The campus itself snugly winds down a hill with plenty of trees that shower the pathways and the main walkway with leaves. However, as cozy or natural as the campus seems,
Woodlane fails to have the wealth of resources that Penryn does.
Comparing the libraries is a perfect example of this. A journalism student that is looking for books on an academic essay would not find what they are looking for at Woodlane. Yes, the most blatant journalism-oriented books were moved. But journalism also draws on politics, history and a whole range of other topics – writers still have to go to Penryn to access these.
The Penryn Campus is also where the Glasney Student Village, the home for the majority of Freshers, is located. Not to mention The Stannary and The Compass: key buildings for events happening at the University, making it harder for SOWJ students to take part.
The biggest question SOWJ faces now is: How can the school grow at Woodlane?

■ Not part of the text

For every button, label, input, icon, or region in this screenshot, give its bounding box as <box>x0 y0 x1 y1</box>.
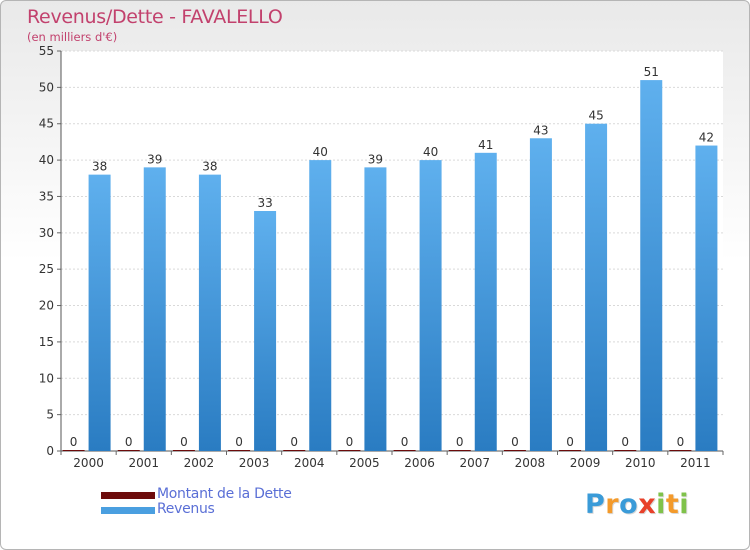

Thinking about it in the short run, it is unlikely that the university will put in much towards SOWJ in terms of finances. However, SOWJ may be able to grow if students actively pursue acknowledgements at Woodlane.
There are possibilities here for writing and journalism students.
It will be up to them to express themselves at Woodlane and show that they are valued at the university, perceiving this change not as a negative, but rather as a chance to carve out a new slice of the university scene for ourselves.
The Falmouth Student President, Callie Edwards, is working towards this goal. The plans are in the first stages. However, writing students are already asking questions, already being curious and interested, and already want to participate by adding their own work into the scene.
Societies and clubs can help with this. Writing based societies should encourage the use of what spaces there are for meetings and product distribution. This may be a great platform for writing based students to show off their brilliant works of creative and journalistic writings. It may lack the resources and spaces for the School of Writing and Journalism for now, but with a student push, it wouldn’t lack for expression, collaboration, and news.
This will be a major test of Falmouth’s SOWJ students’ initiative and innovation. The Falmouth University decision-makers may need a reminder of what university is all about.
It’s time to show everybody the power of writing and the creative arts.